Indy needs help with her persistent intestinal problems

One of the most common problems seen at the practice is vomiting and diarrhoea. Often these will resolve fairly quickly, in a number of days. However in some cases they can persist longer, and then further investigation is needed to find out what is causing the problem.

One such case was Indy, a lovely 6 year old crossbreed dog.

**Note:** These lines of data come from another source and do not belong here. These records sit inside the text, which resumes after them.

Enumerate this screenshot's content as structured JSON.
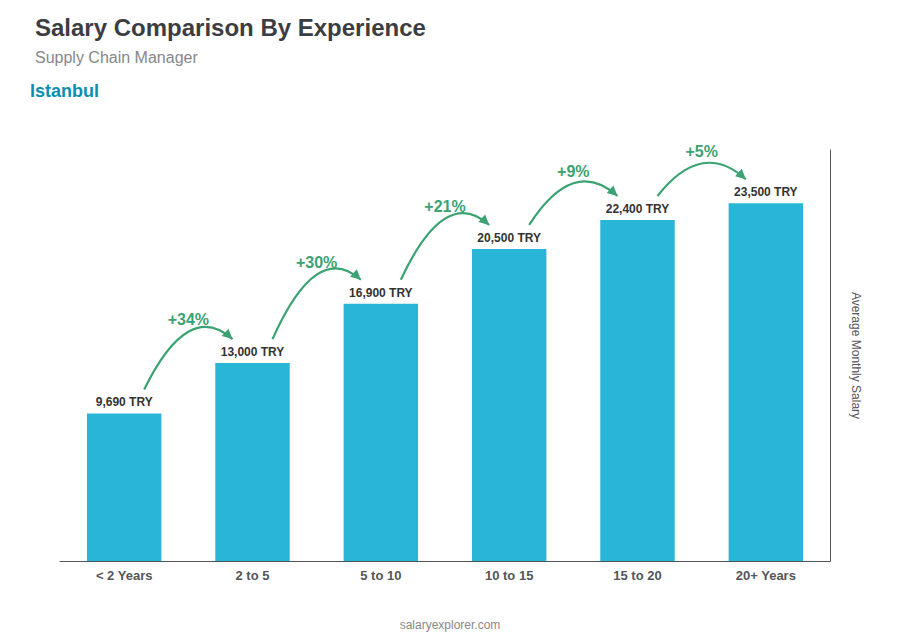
{
  "chart_data": {
    "type": "bar",
    "title": "Salary Comparison By Experience",
    "subtitle": "Supply Chain Manager",
    "annotations": [
      "Istanbul",
      "salaryexplorer.com"
    ],
    "ylabel": "Average Monthly Salary",
    "categories": [
      "< 2 Years",
      "2 to 5",
      "5 to 10",
      "10 to 15",
      "15 to 20",
      "20+ Years"
    ],
    "values": [
      9690,
      13000,
      16900,
      20500,
      22400,
      23500
    ],
    "value_labels": [
      "9,690 TRY",
      "13,000 TRY",
      "16,900 TRY",
      "20,500 TRY",
      "22,400 TRY",
      "23,500 TRY"
    ],
    "pct_labels": [
      "+34%",
      "+30%",
      "+21%",
      "+9%",
      "+5%"
    ],
    "color": "#29b6d6",
    "ylim": [
      0,
      27000
    ],
    "grid": false,
    "data_labels": true,
    "tick_labels": "x"
  }
}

She presented with vomiting and diarrhoea, and was given a bland diet and anti-sickness medication but her problems persisted. Blood tests and x-rays were taken, and at this stage both of these showed no abnormalities. Eventually over the next couple of weeks, things started to improve. However, a few months later she was still having intestinal problems.

Although she was no longer vomiting she was now struggling to go to the toilet. At this time a firm area was felt in her abdomen which had not been there previously. The toileting problems continued for the next few weeks and when we re-examined her, she was becoming uncomfortable in her abdomen as well. At this point we were worried whether the firm area was a mass so we decided to get her into the practice to take some x-rays again. These showed that thankfully no mass was present. However there was a very large build up of faeces in her large intestine, much more than would be expected from normal constipation.

Indy was found to have a condition called megacolon. This is where the large intestine becomes very enlarged. As well as this the gut also has reduced movement, meaning that things do not pass through as rapidly as they should do. The cause of this condition is not known. It is also much more common in cats and rarely seen in dogs so it was not what we were expecting to find in Indy! Surgery can be performed in cats to remove their large intestine. However this surgery is not usually successful in dogs and can lead to many more complications than it can cure. This meant that we have had to manage her condition medically. It is not a condition that we can cure, but one that will need ongoing management.

We gave her an enema and removed the bulk that had built up to give her some relief. Indy was started on a medication to improve her gut movement and a diet which helps to do the same. We knew we would have to perform more enemas to manage the condition, and she had a number of them over the next few weeks to clear the build up which kept returning. We eventually manage to get to a point where we only had to do them every 2 months. However she started becoming more painful again, and we had to increase the frequency of enemas to every few weeks. The sedation needed to do them was making her sleepy for a day or two afterwards and it was starting to effect her quality of life. We had to think of a new strategy. We started her on a different medication to get her intestines moving, one which had only recently become available again. This has made a huge difference to Indy. She has turned a corner and it has now been 4 months since her last enema. She is bright, bouncy, eating well, going to the toilet fairly normally and a very happy dog. Indy will need to be managed with these medications, most likely for the rest of her life, but we couldn’t be happier to see her doing so well, and the fewer enemas she needs the better!